Now this is fine when you are just creating basic objects but to start to work on them in a more creative way, you need to convert them in to an editable object, either a mesh or a polygon.

Now I wont go in to the intricacies of the difference between an “Editable Mesh” and an “Editable Polygon”, as there is not much between then but they each have their own unique properties and way you work with the converted object (there are a few other types as well).  I shall leave you to play with each type in your own time.

Key thing to remember when converting an object in to an editable object option is that it’s previous parameters are lost when using the right click option, you no longer retain to tweak the object from it’s original form.  So check that you are happy with it before you convert it.  Using the second method does not.


Converting object using right mouse click on object, selecting “Convert To” menu)

4-Convert Alternate
Converting Object using “Modifiers” by selecting object, clicking the second tab in the right hand command panel and selecting the correct “edit” type from the list (more on modifiers in a later tutorial)

Selection modes on an object

Next hurdle to get across is to show the different ways you can select the object.  if you have been playing so far you will see that when you click on your object that you are selecting the entire object in one.  Now, to get modelling we need to work on a much lower level.

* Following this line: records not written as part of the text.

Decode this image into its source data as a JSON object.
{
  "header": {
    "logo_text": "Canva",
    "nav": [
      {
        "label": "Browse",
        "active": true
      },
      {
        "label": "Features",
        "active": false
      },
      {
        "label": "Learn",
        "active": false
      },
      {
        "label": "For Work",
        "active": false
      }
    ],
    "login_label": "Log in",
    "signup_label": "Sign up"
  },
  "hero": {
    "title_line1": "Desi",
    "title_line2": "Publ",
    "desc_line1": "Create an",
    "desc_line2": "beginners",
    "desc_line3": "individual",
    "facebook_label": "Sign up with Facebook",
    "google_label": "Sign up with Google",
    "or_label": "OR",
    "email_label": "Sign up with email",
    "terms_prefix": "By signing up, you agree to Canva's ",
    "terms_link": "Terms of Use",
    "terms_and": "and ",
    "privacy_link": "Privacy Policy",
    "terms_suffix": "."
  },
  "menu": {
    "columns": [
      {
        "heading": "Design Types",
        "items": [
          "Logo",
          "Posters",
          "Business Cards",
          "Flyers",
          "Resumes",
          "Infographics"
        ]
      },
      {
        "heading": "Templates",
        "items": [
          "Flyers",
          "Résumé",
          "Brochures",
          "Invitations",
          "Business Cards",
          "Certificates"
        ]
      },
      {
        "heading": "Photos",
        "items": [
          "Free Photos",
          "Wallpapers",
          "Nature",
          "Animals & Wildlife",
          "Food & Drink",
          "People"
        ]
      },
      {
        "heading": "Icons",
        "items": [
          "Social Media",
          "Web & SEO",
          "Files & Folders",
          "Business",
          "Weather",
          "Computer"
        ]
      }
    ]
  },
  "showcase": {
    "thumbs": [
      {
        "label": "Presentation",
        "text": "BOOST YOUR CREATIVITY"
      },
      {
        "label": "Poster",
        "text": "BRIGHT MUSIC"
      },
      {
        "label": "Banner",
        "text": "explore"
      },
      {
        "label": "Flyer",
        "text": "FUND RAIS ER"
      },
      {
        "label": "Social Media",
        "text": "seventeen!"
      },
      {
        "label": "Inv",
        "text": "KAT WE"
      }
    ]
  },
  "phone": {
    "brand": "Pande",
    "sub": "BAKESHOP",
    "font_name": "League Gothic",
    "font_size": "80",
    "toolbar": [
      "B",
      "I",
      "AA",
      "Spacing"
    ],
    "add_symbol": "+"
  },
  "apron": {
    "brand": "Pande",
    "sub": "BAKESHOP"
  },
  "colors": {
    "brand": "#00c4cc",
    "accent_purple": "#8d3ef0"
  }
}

Most 3D tools once you start pulling the objects apart give you the following selection options:

  • Vertex – lets you move the individual points of the object
  • Edge – moves the selected edges :-) (2 vertexes and 1 line per edge)
  • Face – moves a face of a polygon (4 vertexes and 4 lines per face)
  • Polygon – moves an entire polygon (8 vertexes and 12 lines)
  • Element – lets you edit the properties of each part of the object

In 3DS max this is represented in the right hand command panel from the second tab, as shown below


Second tab selected with the parts of the edit tree expanded.  By default it is displayed collapsed with a cross to the left of the “Edit Mesh” or “Edit Poly” modifier in the list


How to use the GIZMO

the Gizmo is an important tool no matter what 3D application you use, they all work pretty much the same way.

So here’s the Gizmo in it’s three variants in Max, each looks a little different and operates differently to support the kind of action/command you’re performing


The Move Gizmo.

  • Appears when you activate the Move command.
  • 3 Arrows in each of the 3 directions (X,Y,Z)
  • Holding the Arrow moves only in that one direction.
  • Holding the boxes in between the arrows allows movement in 2 or 3 directions.

The Rotate Gizmo

  • Appears when you activate the Rotate command.
  • 3 Rings, one for each rotation direction.
  • Holding a single ring rotates only in that direction.

The Scale Gizmo

  • Appears when you activate the Scale command.
  • Like the Move gizmo has three direction arms, which scale in one axis
  • Like the Move Gizmo has inner sections to allow scaling in more than one direction.


Lastly, a note on Pivot Points

A key thing to remember about the Gizmo is that it operates from a single point, known as the Pivot point.  By default this point is the bottom centre of the object or the middle of an individual element (such as an edge or polygon).

you can change this which we will go into in a later tutorial, but something to be aware of.  So if something doesn’t rotate or Scale how you like, then it will be because of the Pivot point

In Conclusion

This action packed intro to tutorial is essential as you go through the main section (coming very soon).  SO practice the above and play at moving around the viewports, using the basic commands and looking at the make up of objects.